5. At hearing respondent objected to the substitution of the corporate entity, Arthritis Medical Center, Inc., for the previously named respondent, “Donna Pinorsky Rothblatt, Administrator, Arthritis Medical Center.” It contended that by allowing the amendment, the corporate entity had insufficient notice of the matter. However, this contention is deemed to be without merit. Respondent asserted also that there is no record proof that an entity by the name of Arthritis Medical Center, Inc. exists. However, the totality of the evidence gives rise to an inference that a legal entity with the name Arthritis Medical Center, Inc. exists and that it was doing business at the address cited in the complaint. No contrary proof as to this inference was submitted.

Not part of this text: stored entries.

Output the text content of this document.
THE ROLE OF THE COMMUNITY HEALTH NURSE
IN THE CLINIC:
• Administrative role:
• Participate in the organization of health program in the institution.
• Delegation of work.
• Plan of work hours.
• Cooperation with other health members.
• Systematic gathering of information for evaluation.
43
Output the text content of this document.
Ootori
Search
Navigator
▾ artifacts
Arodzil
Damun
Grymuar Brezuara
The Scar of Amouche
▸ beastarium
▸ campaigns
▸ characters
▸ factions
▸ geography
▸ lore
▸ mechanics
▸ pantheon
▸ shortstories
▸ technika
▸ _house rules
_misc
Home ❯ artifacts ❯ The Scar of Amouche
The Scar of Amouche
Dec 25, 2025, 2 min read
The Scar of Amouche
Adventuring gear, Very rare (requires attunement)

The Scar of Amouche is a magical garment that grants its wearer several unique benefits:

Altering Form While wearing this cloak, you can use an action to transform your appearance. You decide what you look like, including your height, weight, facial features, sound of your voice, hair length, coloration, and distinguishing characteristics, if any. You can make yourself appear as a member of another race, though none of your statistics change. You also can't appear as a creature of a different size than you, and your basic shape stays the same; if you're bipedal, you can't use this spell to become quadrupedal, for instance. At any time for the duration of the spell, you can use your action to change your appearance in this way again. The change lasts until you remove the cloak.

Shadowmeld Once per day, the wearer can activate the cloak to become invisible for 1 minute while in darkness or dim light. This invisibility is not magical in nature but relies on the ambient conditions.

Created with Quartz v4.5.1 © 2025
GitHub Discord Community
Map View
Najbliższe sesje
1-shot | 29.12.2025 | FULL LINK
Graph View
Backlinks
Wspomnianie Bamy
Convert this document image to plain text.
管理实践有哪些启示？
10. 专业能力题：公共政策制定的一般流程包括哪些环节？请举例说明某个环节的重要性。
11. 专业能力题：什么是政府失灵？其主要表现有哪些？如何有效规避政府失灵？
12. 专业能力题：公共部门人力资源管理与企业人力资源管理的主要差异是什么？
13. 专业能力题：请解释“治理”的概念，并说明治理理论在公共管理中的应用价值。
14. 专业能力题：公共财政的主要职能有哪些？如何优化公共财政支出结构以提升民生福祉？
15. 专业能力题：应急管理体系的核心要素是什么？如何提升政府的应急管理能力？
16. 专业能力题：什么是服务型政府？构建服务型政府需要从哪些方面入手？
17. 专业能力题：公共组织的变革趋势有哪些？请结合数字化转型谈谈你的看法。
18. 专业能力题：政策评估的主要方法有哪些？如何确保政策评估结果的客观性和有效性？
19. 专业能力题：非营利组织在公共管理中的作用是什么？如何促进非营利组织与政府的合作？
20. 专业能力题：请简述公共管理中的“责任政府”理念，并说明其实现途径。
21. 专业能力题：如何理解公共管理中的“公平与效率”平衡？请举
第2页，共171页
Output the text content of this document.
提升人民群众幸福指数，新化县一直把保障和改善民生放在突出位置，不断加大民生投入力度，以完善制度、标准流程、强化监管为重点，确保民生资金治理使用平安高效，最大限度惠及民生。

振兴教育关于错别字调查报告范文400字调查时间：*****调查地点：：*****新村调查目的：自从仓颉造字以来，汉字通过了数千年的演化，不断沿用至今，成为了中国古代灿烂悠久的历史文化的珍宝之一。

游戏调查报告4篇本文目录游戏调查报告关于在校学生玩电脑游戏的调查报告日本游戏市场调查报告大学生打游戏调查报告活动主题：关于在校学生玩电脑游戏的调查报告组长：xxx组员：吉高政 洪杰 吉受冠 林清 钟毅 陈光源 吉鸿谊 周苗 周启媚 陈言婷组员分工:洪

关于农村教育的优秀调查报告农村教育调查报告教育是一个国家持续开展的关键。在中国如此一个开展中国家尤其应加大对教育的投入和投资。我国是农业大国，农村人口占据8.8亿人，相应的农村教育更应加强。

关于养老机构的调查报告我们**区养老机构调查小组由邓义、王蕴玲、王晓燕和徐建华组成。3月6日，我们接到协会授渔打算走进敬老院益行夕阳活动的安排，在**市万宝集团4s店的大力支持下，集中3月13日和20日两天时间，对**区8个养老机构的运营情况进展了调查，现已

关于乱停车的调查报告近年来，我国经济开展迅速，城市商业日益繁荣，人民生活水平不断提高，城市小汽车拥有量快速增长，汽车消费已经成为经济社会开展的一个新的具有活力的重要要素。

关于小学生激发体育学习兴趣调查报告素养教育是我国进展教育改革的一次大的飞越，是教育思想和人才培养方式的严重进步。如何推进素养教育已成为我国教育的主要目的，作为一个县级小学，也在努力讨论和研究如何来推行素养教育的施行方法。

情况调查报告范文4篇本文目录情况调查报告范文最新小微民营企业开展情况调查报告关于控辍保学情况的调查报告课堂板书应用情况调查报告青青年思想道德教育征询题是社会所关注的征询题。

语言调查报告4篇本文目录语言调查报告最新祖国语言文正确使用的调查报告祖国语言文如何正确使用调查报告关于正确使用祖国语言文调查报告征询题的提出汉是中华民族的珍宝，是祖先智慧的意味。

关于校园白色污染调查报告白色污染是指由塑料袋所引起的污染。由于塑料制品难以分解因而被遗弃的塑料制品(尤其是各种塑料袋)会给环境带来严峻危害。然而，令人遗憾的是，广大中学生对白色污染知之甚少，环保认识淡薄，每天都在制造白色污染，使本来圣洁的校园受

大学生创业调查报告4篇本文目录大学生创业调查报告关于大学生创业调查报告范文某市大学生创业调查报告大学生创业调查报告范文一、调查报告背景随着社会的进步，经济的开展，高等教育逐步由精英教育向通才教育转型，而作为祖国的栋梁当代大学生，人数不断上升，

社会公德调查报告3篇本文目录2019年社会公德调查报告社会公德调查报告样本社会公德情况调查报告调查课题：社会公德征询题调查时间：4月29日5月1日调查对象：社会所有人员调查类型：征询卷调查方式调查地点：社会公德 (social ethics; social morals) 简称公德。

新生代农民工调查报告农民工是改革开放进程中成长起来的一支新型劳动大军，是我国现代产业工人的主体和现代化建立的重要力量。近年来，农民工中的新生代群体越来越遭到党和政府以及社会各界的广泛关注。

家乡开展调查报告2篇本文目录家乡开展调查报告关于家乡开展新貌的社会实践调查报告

6. Petitioner does not address the issue of whether there is an adequate record basis to find that drugs were “held” on respondent’s premises so as to justify an inspection. However, the evidence supports an inference that there were, and respondent did not rebut this inference. As noted in finding of fact 7, respondent’s name includes the words “medical center,” the facility purports to “treat” arthritis patients, its business card states that a “medication” is given to patients, and a doctor has offices in the facility. These facts give rise to *203a clear inference that drugs are maintained or held at the facility. Therefore, it is concluded that petitioner had a reasonable basis to make an inspection of respondent’s facility.
7. The parties have stipulated that respondent twice refused access to HRS inspectors during normal business hours. This being so, it is concluded that respondent has violated Subsection 499.005(6) and Rule 10D-45.0545 on two occasions.
8. Subsection 499.066(4), Florida Statutes (1987) authorizes HRS to impose administrative fines of up to $5,000 per violation. In determining the amount of the fine, the statute requires the agency to consider the severity of the violation, any action taken by the permittee to correct the violation or to remedy the complaint and any previous violations. Given the repeated nature of the violation, respondent’s lack of corrective action and respondent’s prior violation in 1986, the suggested $10,000 fine is appropriate.
RECOMMENDATION
Based on the foregoing findings of fact and conclusions of law, it is
RECOMMENDED that respondent be found guilty of violating Subsection 499.005(6), Florida Statutes (1987), and Rule 10D-45.0545, Florida Administrative Code (1987), on two occasions and that it pay $5,000 for each violation, or a total of $10,000, said fine to be paid within 30 days from the date of the Final Order rendered in this matter.
DONE AND ORDERED this 30th day of August, 1988, in Tallahassee, Leon County, Florida.
The complaint named Donna Pinorslcy Rothblatt, Administrator, Arthritis Medical Center, as respondent. At hearing, the undersigned granted petitioner’s ore tenus motion to substitute arthritis Medical Center, Inc. as respondent.
Pinorsky is also known as Donna Pinorsky Rothblatt but, for purposes of this order, will be referred to as Pinorsky.